Data class attributes:
----------------------
- **networks**: This is a list of all the networks identified by the DRIVE clustering analysis. This list consists of Network objects that are shown by the code block below. These objects have information about the individuals in the cluster, the haplotypes in the cluster, and the size of the cluster. The Network class has attributes for pvalues, and min_pvalue_str but these values are empty until they are calculated by the "pvalues" plugin.

.. code:: python

    @dataclass
    class Network:
        clst_id: float
        true_positive_count: int
        true_positive_percent: float
        false_negative_edges: List[int]
        false_negative_count: int
        members: Union[Set[int], Set[str]]
        haplotypes: Union[List[int], List[str]]
        min_pvalue_str: str = ""
        pvalues: Dict[str, Dict[str, Any]] = field(default_factory=dict)

        def print_members_list(self) -> str:
            """Returns a string that has all of the members' IDs separated by space
            """Returns a string that has all of the members' IDs separated by space

            Returns
            -------
            str
                returns a string where the members list attribute
                is formatted as a string for the output file. Individual strings are joined by comma.
            """
            return ", ".join(list(map(str, self.members)))

        def __lt__(self, comp_class: T) -> bool:
            """Override the less than method so that objects can be sorted in
            ascending numeric order based on cluster id.

            Parameters
            ----------
            comp_class : Network
                Network object to compare.

            Returns
            -------
            bool
                returns True if the self cluster ID is less than the
                comp_class cluster ID.
            """

            return self.clst_id < comp_class.clst_id

.. role:: python(code)
   :language: python

- **output**: This attribute is a path object that describes where to write the DRIVE output to. This path will have a file prefix that DRIVE appends a suffix to when it writes to a file. If you wish to get the parent directory you can just use :python:`network_obj.output.parent`.
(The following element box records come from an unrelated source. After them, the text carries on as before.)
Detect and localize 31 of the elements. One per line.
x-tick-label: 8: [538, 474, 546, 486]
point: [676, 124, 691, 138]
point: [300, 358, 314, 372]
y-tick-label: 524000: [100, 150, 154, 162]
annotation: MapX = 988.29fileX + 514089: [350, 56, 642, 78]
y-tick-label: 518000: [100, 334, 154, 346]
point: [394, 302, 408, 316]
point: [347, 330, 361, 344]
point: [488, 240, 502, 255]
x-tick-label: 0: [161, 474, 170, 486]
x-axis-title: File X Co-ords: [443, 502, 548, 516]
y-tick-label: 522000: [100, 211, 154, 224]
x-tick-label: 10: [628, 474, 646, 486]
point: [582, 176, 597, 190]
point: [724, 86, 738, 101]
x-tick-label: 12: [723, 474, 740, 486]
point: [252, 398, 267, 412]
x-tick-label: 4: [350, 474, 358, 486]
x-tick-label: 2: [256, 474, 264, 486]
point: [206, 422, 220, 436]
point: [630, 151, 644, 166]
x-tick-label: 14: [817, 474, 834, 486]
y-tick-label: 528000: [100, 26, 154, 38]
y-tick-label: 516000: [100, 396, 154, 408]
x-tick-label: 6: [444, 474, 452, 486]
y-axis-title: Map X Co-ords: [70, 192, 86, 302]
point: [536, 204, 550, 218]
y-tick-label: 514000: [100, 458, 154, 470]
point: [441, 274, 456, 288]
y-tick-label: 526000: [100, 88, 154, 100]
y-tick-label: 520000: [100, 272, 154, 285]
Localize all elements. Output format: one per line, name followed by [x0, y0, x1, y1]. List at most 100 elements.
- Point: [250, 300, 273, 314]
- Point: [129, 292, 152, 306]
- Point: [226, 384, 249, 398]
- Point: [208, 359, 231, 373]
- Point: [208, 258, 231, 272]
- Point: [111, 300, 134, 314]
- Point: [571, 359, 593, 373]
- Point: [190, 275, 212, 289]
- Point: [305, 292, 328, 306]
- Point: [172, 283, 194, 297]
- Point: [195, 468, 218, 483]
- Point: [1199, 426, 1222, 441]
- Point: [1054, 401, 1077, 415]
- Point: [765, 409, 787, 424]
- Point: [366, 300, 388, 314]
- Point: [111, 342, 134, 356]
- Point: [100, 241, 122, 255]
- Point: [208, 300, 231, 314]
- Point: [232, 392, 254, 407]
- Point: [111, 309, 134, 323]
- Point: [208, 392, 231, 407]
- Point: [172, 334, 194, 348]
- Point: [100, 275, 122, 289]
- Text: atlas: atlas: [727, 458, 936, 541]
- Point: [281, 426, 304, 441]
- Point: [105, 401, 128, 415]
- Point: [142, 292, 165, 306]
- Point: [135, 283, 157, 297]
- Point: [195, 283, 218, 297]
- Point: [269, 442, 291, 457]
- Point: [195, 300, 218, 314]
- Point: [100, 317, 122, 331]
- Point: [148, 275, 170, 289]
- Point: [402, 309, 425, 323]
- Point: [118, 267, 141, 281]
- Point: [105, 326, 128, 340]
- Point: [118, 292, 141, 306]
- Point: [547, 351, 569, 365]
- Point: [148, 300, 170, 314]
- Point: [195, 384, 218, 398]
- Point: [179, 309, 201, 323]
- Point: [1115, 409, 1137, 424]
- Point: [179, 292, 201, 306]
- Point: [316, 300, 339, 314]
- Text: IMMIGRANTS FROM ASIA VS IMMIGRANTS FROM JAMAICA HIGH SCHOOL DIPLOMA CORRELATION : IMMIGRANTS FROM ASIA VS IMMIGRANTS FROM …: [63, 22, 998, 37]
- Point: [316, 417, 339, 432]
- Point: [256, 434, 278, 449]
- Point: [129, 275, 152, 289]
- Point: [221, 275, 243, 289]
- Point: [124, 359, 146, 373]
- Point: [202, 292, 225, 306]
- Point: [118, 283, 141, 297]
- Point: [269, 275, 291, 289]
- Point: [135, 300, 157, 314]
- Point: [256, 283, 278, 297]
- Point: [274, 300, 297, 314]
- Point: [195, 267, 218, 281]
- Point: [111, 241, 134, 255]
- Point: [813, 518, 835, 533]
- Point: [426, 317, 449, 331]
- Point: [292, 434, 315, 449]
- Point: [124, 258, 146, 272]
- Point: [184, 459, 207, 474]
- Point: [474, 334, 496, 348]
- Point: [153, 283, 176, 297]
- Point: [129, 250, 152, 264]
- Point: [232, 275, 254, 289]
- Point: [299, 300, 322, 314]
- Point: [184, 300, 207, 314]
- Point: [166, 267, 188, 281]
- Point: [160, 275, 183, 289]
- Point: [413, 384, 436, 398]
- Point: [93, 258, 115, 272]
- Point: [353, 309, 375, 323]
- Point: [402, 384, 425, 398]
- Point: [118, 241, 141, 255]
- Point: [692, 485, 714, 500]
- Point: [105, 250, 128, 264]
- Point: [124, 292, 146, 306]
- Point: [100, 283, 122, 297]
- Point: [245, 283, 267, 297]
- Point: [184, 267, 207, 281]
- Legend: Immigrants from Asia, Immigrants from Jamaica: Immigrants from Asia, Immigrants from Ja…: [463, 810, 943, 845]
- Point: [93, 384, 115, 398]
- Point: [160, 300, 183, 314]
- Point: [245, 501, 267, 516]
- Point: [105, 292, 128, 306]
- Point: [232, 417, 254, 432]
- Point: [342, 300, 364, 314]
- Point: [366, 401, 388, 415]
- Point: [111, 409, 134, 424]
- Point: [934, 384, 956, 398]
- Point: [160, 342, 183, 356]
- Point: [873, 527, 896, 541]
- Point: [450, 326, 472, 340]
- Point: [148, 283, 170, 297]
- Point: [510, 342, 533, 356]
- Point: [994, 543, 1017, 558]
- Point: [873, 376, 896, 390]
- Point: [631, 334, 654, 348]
- **carriers**: This attribute is a dictionary of dictionaries that tells who cases, controls, and exclusions are for each phenotype. The outer key is the phenotype ID. The inner dictionary has 3 keys: "cases", "controls", "excluded". The values for each of these keys are a list that contains the individual IDs for each case, control, or excluded individual, respectively.

- **phenotype_descriptions**: This attribute is another dictionary of dictionaries that has a description of each phenotype. The outer key is the phenotype ID. The inner key is the string phenotype and has the phenotype description as a value.

- **config_options**: This attribute is a dictionary where the keys represent runtime options that the plugin can use and the values are the state for the runtime option. For example the network writer plugin checks to see if there is a key "compress" and decides whether or not to compress the output file based on the value of this key.